Abstract

To determine the efficacy and safety of intra-cardiac lidocaine administration to induce fetal demise before second-trimester medication abortion in a teaching hospital in Addis Ababa, Ethiopia. We performed a retrospective chart review to collect selected sociodemographic and clinical information. All patients who received fetal intra-cardiac lidocaine between January 1, 2019 and April 30, 2019 were included in the study. Fetal demise was considered successful if achieved within 24hours after fetal intra-cardiac lidocaine administration. We analyzed the data using SPSS version 20. We used frequency tables to describe the data and performed a multivariable analysis to determine associations between variables. A total of 80 fetuses were given intra-cardiac lidocaine.The mean gestational age was 23+1 weeks (range 21+0 -27+5 weeks).
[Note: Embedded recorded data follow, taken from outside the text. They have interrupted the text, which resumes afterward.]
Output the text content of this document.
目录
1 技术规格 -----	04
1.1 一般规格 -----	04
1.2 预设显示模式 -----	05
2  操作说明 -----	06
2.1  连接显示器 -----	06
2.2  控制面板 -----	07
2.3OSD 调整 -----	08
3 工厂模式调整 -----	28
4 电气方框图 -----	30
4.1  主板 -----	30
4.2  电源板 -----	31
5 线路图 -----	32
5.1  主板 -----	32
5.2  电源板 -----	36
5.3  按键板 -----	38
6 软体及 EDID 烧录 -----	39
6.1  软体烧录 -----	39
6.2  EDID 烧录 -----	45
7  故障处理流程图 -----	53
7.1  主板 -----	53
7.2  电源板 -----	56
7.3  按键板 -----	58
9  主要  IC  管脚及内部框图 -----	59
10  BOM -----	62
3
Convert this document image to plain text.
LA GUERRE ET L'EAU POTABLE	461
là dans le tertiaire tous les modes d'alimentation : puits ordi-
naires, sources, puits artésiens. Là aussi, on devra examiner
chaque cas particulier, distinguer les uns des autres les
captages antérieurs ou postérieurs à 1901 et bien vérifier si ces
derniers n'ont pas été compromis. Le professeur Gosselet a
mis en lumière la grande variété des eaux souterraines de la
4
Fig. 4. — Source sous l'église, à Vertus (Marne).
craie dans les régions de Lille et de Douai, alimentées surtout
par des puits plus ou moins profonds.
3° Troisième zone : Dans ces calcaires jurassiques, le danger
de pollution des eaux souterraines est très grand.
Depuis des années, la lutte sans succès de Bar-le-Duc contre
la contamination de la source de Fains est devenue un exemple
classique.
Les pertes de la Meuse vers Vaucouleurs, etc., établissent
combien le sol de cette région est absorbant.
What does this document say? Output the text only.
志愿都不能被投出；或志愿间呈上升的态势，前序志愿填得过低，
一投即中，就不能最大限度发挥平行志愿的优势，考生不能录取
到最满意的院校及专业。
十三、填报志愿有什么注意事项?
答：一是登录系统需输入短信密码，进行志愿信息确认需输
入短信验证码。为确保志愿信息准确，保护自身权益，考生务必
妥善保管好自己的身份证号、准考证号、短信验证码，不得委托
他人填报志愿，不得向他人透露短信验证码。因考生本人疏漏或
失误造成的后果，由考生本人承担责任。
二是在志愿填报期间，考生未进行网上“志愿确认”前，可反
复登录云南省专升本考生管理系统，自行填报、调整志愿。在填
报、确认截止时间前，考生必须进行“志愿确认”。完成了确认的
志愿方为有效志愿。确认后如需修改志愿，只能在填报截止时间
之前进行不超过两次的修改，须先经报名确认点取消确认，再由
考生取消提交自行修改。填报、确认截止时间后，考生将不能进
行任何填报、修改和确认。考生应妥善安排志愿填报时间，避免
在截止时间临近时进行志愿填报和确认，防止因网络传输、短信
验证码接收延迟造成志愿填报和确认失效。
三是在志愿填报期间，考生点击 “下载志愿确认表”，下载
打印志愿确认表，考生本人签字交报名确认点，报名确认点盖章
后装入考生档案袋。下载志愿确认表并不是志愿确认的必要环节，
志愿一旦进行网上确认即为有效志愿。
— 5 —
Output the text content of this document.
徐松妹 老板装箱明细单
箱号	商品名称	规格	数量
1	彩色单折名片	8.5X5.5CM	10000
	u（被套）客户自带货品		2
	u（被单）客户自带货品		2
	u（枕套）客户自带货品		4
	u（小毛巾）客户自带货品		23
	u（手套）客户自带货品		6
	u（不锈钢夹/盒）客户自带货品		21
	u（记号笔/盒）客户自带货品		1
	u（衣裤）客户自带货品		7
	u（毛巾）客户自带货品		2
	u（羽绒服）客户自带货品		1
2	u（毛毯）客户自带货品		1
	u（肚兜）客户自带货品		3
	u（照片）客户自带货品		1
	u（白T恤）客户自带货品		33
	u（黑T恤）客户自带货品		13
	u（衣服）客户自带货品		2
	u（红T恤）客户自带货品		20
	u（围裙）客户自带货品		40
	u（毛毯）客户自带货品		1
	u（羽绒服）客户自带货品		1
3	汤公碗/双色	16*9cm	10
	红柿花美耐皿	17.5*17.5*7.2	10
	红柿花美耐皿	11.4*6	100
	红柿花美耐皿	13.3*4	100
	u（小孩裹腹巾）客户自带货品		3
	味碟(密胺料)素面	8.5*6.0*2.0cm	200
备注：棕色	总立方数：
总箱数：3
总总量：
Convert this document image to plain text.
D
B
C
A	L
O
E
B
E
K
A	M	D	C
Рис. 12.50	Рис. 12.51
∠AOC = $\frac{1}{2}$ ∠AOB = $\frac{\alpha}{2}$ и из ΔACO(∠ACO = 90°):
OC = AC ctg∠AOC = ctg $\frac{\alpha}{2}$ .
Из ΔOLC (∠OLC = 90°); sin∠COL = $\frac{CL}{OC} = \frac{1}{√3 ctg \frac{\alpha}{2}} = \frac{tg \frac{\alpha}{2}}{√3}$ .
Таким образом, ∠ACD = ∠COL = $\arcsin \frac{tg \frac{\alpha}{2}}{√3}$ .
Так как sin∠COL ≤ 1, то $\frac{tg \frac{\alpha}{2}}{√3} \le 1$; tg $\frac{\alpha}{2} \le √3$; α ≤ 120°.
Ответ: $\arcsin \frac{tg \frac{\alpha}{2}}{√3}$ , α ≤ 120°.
Twenty-four hours after lidocaine administration 76 (95%) pregnancies showed negative fetal cardiac activity. Fetuses at gestational ages of 21-23+6 weeks were five times more likely to have negative cardiac activity compared with those with gestational ages between 24 and 28weeks (P=0.001). Two women developed nausea, vomiting, and a metallic taste, but no serious adverse events were reported. Intra-cardiac lidocaine is effective at inducing fetal demise before late second-trimester medication abortion with no associated serious adverse events or complications.